Does that mean any lie or only a big lie? Lying about what he did to Ford would obviously be disqualifying. What about lying about the extent of his youthful drinking, though, or what terms like “boof” or “Devil’s Triangle” or “Renate alumnius” in his yearbook really meant?
And how would you prove that he was lying? Even if his school chums tell the FBI that they remember different, more salacious meanings for those terms, good luck getting Collins or Murkowski to tank a Supreme Court nomination over a dispute about teenage slang.
I think there’s one lie that might be provable that could sink him. None of the yearbook slang bears directly on what happened with Ford, but his claim about never having drunk to the point of blacking out obviously does. Ford claims he was blitzed when he assaulted her; Kavanaugh claims no memory of it and ruled out the possibility of a blackout on grounds that he’s simply never blacked out — ever. If friends in high school or college remember him telling them that he blacked out, then he has two problems. It raises the possibility that he lied to the Committee about something germane to Ford’s testimony, and it also gives the Committee a relatively easy way to reconcile Ford’s and Kavanaugh’s otherwise contradictory accounts. She says he did it, he says no way. If suddenly there’s new reason to believe he might have done it while blacked out, Collins or Flake or whoever might conclude that there’s no reason to give him the benefit of the doubt in the Ford incident anymore. And down he goes.
Even Trump, who doesn’t drink, was surprised by how willing Kavanaugh was to admit his fondness for beer:
Trump, who does not like drinking, says about Kavanaugh: “I was surprised by how vocal he was about the fact that he likes beer”

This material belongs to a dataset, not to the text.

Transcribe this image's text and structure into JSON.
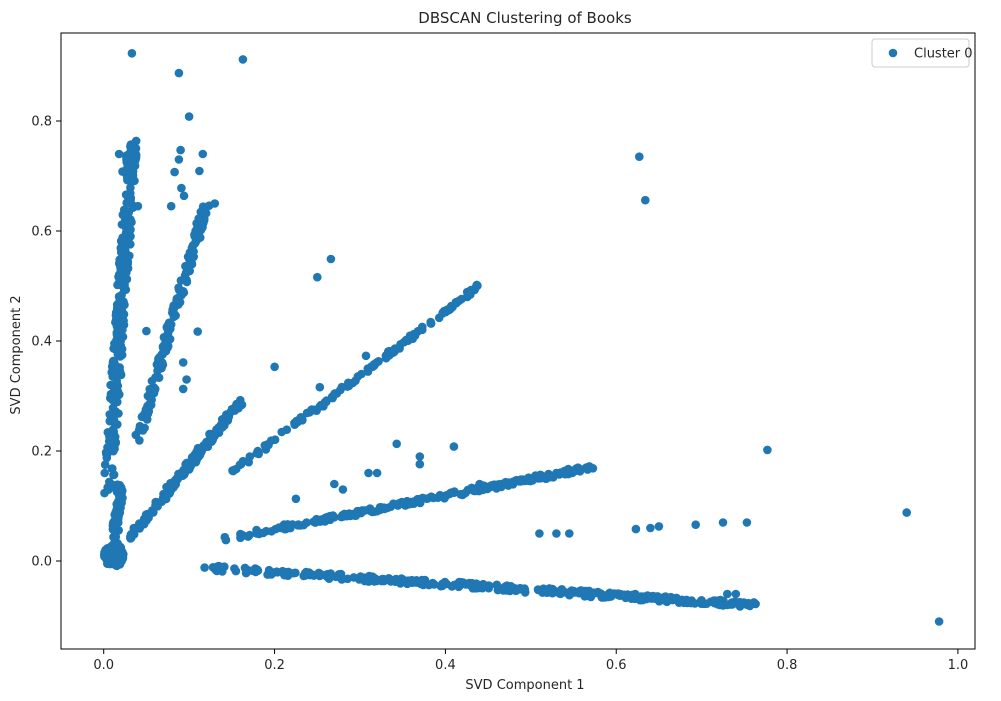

— MJ Lee (@mj_lee) October 1, 2018
Kavanaugh had to admit that, though. There are too many reports of him drinking heavily in college for him to have gotten away with claiming he rarely imbibed, and he knew it. So he acknowledged during his hearing that “Sometimes I had too many beers.” The question is whether that was the whole truth or a sort of limited hangout with respect to the more salient questions of whether he ever drank to the point of blacking out or of becoming belligerent, which he denies despite accusations to the contrary. If the FBI comes back with a bunch of statements that challenge his truthfulness on those points, what do Flake et al. do with it?
The Times has a story out this morning arguing that Flake may have done both Kavanaugh and the GOP a favor by demanding a delay. Righties don’t want to hear that but Trump himself allowed over the weekend that “it could be a blessing in disguise.” He’s right! Partisan Democrats won’t accept the findings of any investigation that doesn’t end up damning Kavanaugh, but not all Americans are partisans. There are people in the middle who’ll be more likely to support confirmation or at least regard Kavanaugh as a legitimate addition to the Court if he gets a clean bill of health from the FBI than if he hadn’t. That’s worth something to his future rulings. Especially ones on abortion.
Exit question: What if the feds somehow cross paths with an old girlfriend who tells them that Kavanaugh assuredly lied when he said he was a virgin throughout high school? I can’t wait for the national debate over whether false professions of chastity under oath are disqualifying or not.